Today’s landscape features a multitude of artificial intelligence models, each specializing in different domains, making it challenging to identify the best models in various fields.
However, a new approach to ranking these AI models has emerged, focusing on their susceptibility to ‘hallucinations’ – instances where an AI generates incorrect or nonsensical information.
Determining the “best” AI model is complicated due to the difficulty in establishing clear criteria for evaluation. The nature and structure of the data on which these models are trained significantly influence their outputs.
In light of this, the most effective method to evaluate these tools is by examining the accuracy of their outputs. To this end, Vectara has released an AI hallucination chart.

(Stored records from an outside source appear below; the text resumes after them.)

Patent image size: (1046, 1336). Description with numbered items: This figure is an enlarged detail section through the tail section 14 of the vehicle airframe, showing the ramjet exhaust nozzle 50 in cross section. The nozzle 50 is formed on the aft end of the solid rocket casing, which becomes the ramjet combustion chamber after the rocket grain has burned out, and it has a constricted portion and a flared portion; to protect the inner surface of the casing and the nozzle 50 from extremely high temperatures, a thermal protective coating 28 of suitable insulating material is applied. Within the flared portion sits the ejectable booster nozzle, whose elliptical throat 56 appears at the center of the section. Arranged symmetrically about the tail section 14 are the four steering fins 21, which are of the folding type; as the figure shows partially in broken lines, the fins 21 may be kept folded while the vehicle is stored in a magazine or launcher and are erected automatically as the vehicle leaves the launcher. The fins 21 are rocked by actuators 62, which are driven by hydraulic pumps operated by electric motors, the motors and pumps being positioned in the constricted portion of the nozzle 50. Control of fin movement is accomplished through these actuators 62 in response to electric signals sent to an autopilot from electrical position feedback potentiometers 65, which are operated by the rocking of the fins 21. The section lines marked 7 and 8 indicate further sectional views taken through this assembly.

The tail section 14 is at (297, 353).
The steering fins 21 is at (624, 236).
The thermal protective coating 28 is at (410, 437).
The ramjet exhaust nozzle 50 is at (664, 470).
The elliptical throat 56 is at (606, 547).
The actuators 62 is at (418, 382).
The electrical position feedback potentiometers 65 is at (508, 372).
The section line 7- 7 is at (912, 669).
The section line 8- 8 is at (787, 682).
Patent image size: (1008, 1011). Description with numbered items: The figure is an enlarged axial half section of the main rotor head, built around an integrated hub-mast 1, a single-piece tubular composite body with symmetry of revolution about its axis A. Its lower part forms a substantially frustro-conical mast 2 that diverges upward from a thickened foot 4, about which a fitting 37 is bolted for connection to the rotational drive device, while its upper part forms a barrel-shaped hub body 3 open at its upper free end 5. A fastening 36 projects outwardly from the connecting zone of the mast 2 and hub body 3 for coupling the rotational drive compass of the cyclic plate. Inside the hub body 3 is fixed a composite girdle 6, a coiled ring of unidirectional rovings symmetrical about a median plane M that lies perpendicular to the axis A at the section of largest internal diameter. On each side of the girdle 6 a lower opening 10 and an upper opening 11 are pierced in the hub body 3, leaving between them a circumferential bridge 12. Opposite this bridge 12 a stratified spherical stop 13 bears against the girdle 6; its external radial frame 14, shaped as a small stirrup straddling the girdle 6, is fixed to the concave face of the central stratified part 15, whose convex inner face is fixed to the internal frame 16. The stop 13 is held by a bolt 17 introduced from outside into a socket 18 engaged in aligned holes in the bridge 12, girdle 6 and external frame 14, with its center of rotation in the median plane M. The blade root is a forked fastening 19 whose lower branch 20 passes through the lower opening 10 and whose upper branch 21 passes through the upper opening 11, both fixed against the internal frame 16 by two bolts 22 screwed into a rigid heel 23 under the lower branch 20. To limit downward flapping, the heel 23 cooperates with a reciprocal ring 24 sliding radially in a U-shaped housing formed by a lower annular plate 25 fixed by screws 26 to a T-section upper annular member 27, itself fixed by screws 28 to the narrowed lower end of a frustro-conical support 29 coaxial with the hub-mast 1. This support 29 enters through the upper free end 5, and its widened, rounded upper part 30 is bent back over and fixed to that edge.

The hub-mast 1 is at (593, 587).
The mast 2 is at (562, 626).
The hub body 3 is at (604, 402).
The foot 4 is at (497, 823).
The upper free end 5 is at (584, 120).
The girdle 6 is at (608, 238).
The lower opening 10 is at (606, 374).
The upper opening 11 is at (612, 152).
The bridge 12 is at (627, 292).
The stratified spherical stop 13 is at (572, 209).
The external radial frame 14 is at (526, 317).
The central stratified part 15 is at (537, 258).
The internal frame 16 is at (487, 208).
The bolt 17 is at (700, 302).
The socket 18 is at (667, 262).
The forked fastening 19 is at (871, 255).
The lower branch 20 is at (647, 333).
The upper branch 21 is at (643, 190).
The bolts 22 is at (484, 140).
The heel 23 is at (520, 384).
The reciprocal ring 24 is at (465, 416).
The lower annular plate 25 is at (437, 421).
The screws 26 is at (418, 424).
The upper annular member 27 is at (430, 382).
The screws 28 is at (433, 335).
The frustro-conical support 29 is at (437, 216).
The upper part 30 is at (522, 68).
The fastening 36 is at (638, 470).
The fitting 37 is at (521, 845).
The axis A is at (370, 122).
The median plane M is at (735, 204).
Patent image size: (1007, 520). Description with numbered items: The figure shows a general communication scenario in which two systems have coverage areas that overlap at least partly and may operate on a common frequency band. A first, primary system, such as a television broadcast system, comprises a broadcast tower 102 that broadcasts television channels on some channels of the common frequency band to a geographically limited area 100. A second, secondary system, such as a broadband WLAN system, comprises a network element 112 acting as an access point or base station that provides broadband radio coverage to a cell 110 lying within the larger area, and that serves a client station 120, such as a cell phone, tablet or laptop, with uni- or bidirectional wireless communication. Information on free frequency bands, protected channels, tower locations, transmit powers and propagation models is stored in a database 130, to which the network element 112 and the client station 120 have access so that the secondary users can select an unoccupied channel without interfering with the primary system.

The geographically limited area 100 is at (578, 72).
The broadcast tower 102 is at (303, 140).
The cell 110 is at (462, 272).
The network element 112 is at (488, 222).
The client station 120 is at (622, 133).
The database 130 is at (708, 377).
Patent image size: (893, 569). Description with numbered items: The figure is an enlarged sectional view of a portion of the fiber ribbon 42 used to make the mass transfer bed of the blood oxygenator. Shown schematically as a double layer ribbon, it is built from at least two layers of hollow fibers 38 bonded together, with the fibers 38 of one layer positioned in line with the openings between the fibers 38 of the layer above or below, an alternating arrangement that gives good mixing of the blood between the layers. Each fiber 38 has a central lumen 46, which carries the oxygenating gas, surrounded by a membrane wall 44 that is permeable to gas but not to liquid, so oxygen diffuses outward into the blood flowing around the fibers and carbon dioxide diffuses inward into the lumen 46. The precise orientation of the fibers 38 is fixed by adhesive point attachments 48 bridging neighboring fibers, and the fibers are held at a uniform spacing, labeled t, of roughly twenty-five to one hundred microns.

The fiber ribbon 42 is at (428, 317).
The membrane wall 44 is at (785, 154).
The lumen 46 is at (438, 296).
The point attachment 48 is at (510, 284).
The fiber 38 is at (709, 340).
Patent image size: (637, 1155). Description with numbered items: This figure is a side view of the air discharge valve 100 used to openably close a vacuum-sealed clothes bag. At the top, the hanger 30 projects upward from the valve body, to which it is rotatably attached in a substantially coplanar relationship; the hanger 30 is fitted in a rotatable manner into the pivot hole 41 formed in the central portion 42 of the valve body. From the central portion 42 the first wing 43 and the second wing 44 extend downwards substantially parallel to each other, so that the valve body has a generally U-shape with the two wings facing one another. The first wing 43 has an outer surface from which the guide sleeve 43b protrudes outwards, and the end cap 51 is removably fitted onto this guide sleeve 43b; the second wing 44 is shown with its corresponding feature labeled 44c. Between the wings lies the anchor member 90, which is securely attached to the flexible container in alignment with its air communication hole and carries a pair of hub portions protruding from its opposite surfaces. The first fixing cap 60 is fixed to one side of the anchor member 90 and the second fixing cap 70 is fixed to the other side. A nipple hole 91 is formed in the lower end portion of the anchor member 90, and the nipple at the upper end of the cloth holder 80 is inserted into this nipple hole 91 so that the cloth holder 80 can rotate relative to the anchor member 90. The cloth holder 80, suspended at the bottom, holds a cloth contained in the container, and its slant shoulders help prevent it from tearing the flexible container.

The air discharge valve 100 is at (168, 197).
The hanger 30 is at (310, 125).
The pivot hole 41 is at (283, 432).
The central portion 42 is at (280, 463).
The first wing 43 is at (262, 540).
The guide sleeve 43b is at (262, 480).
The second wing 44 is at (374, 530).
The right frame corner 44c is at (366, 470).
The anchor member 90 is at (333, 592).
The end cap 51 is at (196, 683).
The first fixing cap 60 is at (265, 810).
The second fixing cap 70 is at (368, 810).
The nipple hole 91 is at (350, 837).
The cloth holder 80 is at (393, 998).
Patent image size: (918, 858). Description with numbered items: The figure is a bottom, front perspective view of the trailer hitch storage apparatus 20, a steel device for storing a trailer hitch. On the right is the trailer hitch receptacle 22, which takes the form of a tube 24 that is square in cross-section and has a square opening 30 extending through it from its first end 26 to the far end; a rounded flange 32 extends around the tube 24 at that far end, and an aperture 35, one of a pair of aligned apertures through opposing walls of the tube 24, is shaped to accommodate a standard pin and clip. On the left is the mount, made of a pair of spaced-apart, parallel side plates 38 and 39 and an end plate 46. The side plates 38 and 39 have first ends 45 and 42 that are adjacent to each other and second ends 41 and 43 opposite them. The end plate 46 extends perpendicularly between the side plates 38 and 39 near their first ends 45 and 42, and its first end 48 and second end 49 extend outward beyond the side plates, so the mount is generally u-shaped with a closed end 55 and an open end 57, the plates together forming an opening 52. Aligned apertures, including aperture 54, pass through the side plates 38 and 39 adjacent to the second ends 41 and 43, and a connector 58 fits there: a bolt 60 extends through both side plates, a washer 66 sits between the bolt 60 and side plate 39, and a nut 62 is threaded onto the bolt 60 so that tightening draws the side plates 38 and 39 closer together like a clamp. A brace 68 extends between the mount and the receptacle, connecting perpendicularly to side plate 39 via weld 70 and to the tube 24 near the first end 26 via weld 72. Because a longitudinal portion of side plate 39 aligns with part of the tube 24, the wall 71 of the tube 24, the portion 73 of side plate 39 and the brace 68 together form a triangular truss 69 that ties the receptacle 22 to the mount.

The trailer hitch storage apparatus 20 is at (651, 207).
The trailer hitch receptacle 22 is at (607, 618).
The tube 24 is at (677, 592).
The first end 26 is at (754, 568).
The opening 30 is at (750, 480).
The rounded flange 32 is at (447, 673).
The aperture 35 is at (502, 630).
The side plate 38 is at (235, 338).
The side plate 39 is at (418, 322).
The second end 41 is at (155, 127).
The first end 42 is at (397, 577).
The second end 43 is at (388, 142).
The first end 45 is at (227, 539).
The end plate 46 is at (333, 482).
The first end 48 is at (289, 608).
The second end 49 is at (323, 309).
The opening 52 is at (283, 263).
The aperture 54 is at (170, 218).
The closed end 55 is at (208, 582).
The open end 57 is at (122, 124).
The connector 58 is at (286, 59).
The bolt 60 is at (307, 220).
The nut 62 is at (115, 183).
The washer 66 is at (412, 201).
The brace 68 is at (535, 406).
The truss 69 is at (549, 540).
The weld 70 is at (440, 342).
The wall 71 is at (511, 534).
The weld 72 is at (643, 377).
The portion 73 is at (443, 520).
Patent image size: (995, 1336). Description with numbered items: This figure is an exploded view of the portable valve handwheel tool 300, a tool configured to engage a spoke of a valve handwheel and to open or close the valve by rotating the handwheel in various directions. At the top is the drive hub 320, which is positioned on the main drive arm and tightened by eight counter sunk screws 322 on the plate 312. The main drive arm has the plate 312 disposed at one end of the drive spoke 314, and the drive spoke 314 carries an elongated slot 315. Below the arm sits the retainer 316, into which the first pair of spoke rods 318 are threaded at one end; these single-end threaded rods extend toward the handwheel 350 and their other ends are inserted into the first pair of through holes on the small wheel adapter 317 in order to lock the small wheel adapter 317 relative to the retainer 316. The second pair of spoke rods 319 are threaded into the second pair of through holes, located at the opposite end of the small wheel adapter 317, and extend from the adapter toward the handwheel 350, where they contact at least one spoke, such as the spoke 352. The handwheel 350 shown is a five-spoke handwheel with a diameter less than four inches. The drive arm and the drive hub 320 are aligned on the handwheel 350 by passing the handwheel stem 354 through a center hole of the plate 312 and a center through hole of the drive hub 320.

This chart ranks various leading AI chatbots based on their ability to avoid hallucinations, providing a unique perspective on the performance of these AI models.
The best AI models
- GPT 4
- GPT 3.5
- Llama 2 70B
- Llama 2 7B
- Llama 2 13B
- Anthropic Calude 2
- Mistral 7B
- Google Palm
- Google Plam-Chat
The phenomenon of “hallucination” is a common trait among AI models. This term refers to the tendency of these tools to fabricate facts or details, filling in gaps in information or context. These fabrications are often so seamlessly integrated that they can easily mislead an inattentive observer.
In the ranking of AI models based on their propensity for hallucination, two major language models owned by Google are positioned at the bottom, indicating their relatively poor performance in this aspect.
Notably, Google Palm Ct. emerged as the most unreliable model in this context, recording a hallucination rate of over 27% on the test material. According to Vectara’s evaluation, the responses from Palm-Chat are heavily laden with hallucinatory content, highlighting a significant challenge in ensuring the reliability of AI-generated information.